Argüman gündem olmaya devam edince Binali Yıldırım, “oğlunun iş imkanı olup olmadığını görmeye gittiğini” giderken de yanında bu materyalleri götürdüğünü söylemiş oldu.

Binali Yıldırım’a yakın isimlerden AKP milletvekili Serkan Bayram, o güne ilişkin gümrük kayıtlarında test kiti ve maske bulunmadığının haberleştirilmesinin akabinde bir basın toplantısı düzenleyerek “Bir uçağın alabileceği yük kapasitesi aşikardır. Yanında giderken ikramlık eşyalar vardır.1-2 koli maske, kit, ikramlık eşyalar, yanında giden besin muhtaçlıkları noktasında Türk Büyükelçiliğimizin çalışanları vardır. Türk vatandaşlarıyla bir ortaya geldik. Buradan kimseye ekmek çıkmaz” dedi.

Cumhurbaşkanlığı’ndan direkt cevap gelmedi

Sedat Peker’in tezleri karşısında açıklama yapmayan tek adres Cumhurbaşkanlığı Külliyesi oldu. Cumhurbaşkanı’nın damadı Berat Albayrak ya da külliyede çalışan isimlerden savlara yönelik bir açıklama gelmedi.

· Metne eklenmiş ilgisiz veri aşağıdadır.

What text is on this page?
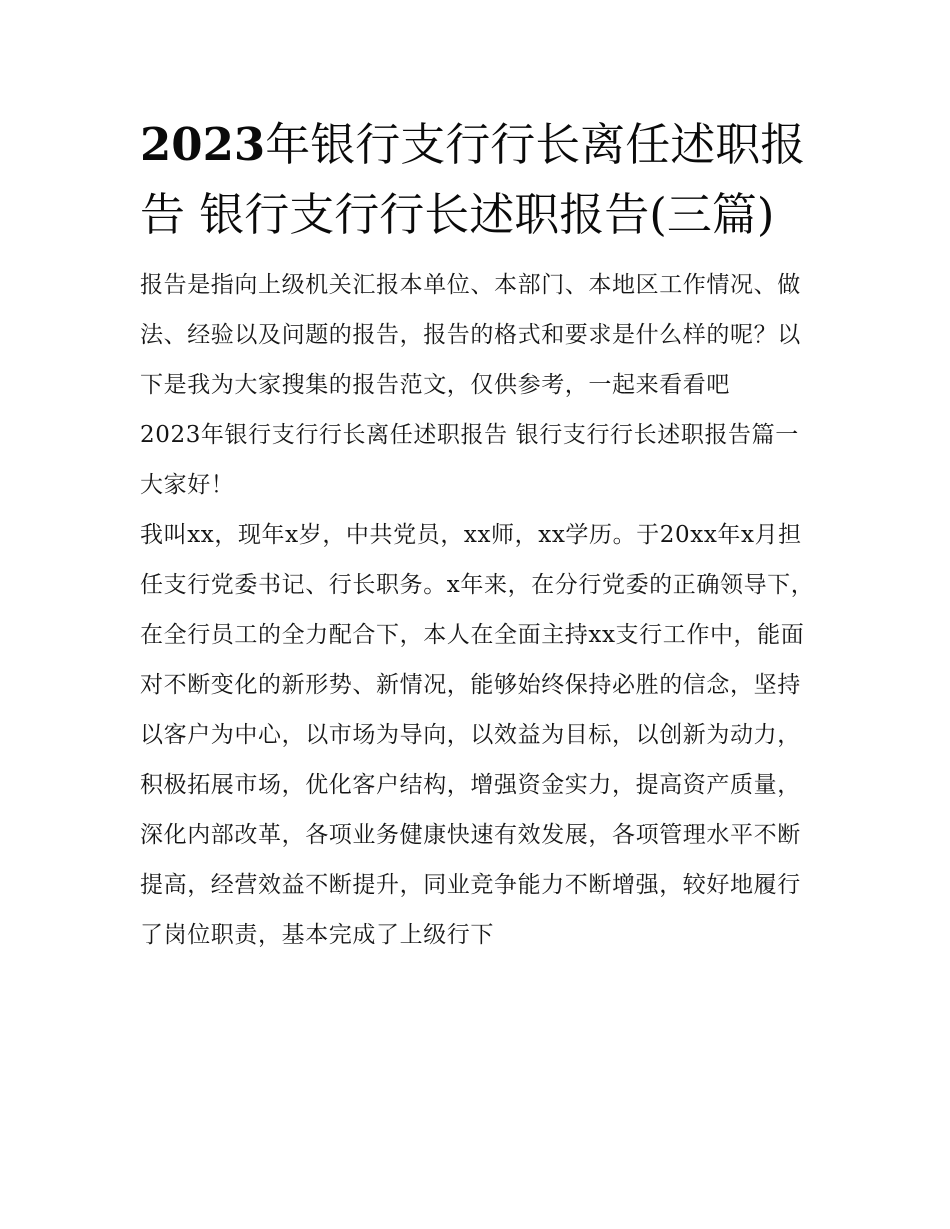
2023年银行支行行长离任述职报告 银行支行行长述职报告(三篇)

报告是指向上级机关汇报本单位、本部门、本地区工作情况、做法、经验以及问题的报告，报告的格式和要求是什么样的呢？以下是我为大家搜集的报告范文，仅供参考，一起来看看吧

2023年银行支行行长离任述职报告 银行支行行长述职报告篇一 大家好！

我叫xx，现年x岁，中共党员，xx师，xx学历。于20xx年x月担任支行党委书记、行长职务。x年来，在分行党委的正确领导下，在全行员工的全力配合下，本人在全面主持xx支行工作中，能面对不断变化的新形势、新情况，能够始终保持必胜的信念，坚持以客户为中心，以市场为导向，以效益为目标，以创新为动力，积极拓展市场，优化客户结构，增强资金实力，提高资产质量，深化内部改革，各项业务健康快速有效发展，各项管理水平不断提高，经营效益不断提升，同业竞争能力不断增强，较好地履行了岗位职责，基本完成了上级行下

Yalnızca Suriye’deki Türkmenlere gönderdiği yardımların içine SADAT’ın kurucusu ve Cumhurbaşkanı Erdoğan’ın eski danışmanı Adnan Tanrıverdi’nin silah yüklediği; Cumhurbaşkanı Danışmanı Metin Kıratlı’nın da buna dahil olduğu savlarına karşı Kıratlı, cürüm duyurusunda bulunacağı açıklaması yaptı.